6) What is a responsible breeder? The clueless trot out a truely tired and inaccurate list. Keep reading this blog, we'll take each one on in separate posts.
7) What is a puppymill? A puppymill is NOT a "volume producer of puppies, who sell to a wholesaler." That is a commerical breeder, who is licensed and inspected by the USDA. The USDA has some strict standards for these breeders. A puppymill is an extremely substandard facility where the level of care qualifies as abuse. These are rarely USDA inspected facilities.
The knaves then list a large number of "signs" of a "puppymill advertisement":
-> "Call for prices and availability". Why is there disapproval of a breeder who wants to talk to someone before telling them prices and when a puppy might be available? Price is extremely important to puppy buyers. Most don't want to pay thousands of dollars for a long list of champion parents when the pup will have allergies, cancer, diabetes, and be brainless and hyper! Acknowledging the customers interest is a good customer service, a hallmark of an ethical breeder.
-> "No specifics of health tests done prior to breeding...is a clear sign of a puppymill". Hhmmm. And a clear sign of an unethical breeder is no mention of the COI of the pups in the ad. Please. Advertising is geared to puppy buyers, not peers. An early screening tool is seeing how knowledgeable a buyer is by the questions he asks. If you play your hand before the game starts, you're going to lose.
-> "Puppies available year-round" This may very well indicate the kennel is self sufficient enough to hire help when the owners are out working their dogs.
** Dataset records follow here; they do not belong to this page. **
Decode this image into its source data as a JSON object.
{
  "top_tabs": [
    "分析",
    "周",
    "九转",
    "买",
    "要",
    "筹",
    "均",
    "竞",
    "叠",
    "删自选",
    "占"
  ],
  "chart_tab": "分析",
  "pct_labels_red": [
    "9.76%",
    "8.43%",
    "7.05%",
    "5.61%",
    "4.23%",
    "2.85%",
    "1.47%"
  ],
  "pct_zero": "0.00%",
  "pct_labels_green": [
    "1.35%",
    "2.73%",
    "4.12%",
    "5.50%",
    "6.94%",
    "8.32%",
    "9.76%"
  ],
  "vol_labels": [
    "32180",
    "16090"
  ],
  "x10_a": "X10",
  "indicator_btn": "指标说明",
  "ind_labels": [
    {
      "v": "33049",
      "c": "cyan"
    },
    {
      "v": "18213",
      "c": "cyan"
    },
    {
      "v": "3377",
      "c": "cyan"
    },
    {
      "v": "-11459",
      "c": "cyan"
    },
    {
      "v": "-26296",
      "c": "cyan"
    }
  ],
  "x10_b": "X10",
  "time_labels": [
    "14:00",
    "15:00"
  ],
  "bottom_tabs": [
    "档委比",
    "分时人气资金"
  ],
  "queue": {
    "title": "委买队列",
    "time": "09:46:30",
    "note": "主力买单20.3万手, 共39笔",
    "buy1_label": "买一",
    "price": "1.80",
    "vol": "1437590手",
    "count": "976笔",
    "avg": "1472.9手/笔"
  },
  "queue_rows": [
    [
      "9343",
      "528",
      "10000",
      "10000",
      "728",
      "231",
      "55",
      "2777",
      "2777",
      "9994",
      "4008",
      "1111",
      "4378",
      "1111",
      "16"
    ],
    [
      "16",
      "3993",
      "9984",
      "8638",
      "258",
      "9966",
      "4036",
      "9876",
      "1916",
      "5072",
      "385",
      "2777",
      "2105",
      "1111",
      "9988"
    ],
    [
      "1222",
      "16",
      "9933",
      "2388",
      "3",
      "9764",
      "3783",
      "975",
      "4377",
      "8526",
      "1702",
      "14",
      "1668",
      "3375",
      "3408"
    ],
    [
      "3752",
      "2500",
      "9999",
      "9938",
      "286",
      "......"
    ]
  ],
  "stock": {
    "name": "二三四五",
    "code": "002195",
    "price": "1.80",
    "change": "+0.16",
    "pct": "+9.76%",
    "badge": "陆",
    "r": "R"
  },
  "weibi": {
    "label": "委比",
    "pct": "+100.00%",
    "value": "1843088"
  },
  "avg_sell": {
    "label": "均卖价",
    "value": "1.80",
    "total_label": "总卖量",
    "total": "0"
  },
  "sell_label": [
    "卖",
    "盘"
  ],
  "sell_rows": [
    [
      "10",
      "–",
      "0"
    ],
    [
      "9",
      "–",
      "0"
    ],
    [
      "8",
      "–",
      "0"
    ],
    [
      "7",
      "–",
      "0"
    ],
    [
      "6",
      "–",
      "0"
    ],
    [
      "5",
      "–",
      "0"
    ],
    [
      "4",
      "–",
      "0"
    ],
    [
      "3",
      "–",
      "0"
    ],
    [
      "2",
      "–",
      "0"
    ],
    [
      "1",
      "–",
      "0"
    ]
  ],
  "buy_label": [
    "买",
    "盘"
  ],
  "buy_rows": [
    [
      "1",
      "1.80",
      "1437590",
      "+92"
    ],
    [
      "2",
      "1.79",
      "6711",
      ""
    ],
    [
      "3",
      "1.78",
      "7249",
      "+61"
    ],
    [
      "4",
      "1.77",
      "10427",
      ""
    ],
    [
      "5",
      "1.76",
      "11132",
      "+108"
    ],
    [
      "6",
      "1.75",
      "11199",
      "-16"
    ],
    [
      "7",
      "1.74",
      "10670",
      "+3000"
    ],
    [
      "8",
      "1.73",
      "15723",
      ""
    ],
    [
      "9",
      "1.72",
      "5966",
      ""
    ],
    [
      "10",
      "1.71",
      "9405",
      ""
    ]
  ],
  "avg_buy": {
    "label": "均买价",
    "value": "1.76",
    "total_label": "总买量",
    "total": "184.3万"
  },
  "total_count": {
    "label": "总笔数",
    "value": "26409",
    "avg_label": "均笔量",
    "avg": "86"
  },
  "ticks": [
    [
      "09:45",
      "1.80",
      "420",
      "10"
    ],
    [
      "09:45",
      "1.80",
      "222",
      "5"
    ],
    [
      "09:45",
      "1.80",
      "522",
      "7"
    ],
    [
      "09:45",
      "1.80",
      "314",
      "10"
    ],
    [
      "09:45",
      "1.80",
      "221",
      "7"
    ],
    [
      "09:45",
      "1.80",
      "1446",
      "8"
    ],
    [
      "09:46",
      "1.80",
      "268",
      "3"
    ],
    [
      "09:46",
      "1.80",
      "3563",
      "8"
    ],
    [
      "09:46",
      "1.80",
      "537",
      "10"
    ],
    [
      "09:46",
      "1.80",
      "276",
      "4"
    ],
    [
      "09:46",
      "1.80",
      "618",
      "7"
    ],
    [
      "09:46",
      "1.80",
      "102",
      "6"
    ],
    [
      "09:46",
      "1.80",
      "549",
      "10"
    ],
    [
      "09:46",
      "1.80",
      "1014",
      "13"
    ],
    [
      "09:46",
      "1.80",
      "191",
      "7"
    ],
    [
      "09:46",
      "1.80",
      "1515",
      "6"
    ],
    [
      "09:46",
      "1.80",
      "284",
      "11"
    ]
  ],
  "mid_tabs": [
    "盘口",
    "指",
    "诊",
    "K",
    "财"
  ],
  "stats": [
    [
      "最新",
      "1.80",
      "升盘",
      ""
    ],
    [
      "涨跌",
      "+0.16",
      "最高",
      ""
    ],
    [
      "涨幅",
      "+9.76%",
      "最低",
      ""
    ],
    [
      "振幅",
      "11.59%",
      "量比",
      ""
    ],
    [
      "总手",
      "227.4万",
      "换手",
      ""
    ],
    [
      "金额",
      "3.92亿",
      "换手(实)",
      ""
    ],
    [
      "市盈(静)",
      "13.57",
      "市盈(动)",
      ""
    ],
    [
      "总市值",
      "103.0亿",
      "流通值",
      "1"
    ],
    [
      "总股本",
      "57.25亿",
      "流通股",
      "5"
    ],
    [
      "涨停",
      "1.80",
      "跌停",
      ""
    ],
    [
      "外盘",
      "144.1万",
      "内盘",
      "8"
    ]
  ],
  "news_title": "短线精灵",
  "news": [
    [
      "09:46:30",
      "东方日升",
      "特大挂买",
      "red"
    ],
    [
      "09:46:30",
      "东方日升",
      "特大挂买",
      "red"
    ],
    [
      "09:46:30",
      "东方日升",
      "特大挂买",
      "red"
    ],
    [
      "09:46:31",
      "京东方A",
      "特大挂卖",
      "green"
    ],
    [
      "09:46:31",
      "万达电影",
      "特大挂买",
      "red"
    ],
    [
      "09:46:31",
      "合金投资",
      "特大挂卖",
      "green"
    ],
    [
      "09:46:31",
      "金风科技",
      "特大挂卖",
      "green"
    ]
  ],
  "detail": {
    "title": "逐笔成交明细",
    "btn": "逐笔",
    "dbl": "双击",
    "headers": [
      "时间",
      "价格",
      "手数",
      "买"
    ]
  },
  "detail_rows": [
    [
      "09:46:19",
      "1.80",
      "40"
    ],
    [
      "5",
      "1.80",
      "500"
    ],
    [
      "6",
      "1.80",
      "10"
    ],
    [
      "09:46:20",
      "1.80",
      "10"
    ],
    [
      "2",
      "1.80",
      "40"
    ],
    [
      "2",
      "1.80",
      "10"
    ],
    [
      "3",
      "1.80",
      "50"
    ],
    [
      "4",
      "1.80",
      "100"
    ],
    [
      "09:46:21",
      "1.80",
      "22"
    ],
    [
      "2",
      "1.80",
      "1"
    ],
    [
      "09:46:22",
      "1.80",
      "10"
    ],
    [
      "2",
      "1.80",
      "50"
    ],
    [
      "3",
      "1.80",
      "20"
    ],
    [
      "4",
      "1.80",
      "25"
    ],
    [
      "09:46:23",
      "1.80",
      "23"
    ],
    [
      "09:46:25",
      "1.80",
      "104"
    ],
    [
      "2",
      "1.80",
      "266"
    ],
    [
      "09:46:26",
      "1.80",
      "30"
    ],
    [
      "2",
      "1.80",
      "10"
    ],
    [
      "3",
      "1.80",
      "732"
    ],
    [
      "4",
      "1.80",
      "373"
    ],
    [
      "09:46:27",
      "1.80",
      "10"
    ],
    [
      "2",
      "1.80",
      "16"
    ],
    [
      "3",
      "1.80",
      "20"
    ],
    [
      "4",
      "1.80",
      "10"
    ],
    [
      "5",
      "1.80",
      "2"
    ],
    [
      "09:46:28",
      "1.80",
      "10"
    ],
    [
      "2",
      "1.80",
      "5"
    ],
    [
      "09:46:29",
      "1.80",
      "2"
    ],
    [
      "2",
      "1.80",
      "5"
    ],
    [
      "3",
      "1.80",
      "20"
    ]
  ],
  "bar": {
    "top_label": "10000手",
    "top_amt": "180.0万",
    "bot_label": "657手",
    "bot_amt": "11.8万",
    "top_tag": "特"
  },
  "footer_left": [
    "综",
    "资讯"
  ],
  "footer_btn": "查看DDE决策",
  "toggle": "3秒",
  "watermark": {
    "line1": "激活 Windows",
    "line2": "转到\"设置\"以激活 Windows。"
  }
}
Certainly it is better for the health of the bitch to breed her on every cycle.
-> "We produce appleheads and deer heads". Uh-Oh. "Deer heads" don't conform to the AKC standard. Puppymiller! Complaining about this is an unethical breeder warning flag. "Appleheads" cause a lot of problems for chihuahua mothers, resulting in a lot of C-section births. A "deer head" allows a dog a better chance at whelping naturally. But these knaves care more about the prestige of an "applehead" dog.
-> "Selling expensive poo-mixes". Designer dogs (hybrids) are an idea whose time has come. And the AKC-ites have no one to blame but themselves.
8) "Are most CKC breeders irresponsible"? Bad data leads to bad conclusions. Ms. X's furry readers are well aware of that.
9) "Why do people use Continental Kennel Club"? People use CKC to prevent their breeds from falling into the same pits as the Basenji, Dalmations, etc. An open registry is a good choice for breeders who are primarily interested in the function of their dog, because of the relative ease of importing and outcrossing to a good working dog that may not happen to have a long pedigree of AKC recognized ancestors. With an open registry it is easier to bring in crucial genetic diversity and add working ability to lines.
A breeder that knows what they are doing, has the guts to make the best choices to benefit their breed and act in their own best interest, has an invaluable asset in CKC.
(Update: the bolded words were originally linked to posts that have not made it out of the archives. The links will be re-established as those posts are re-aired.)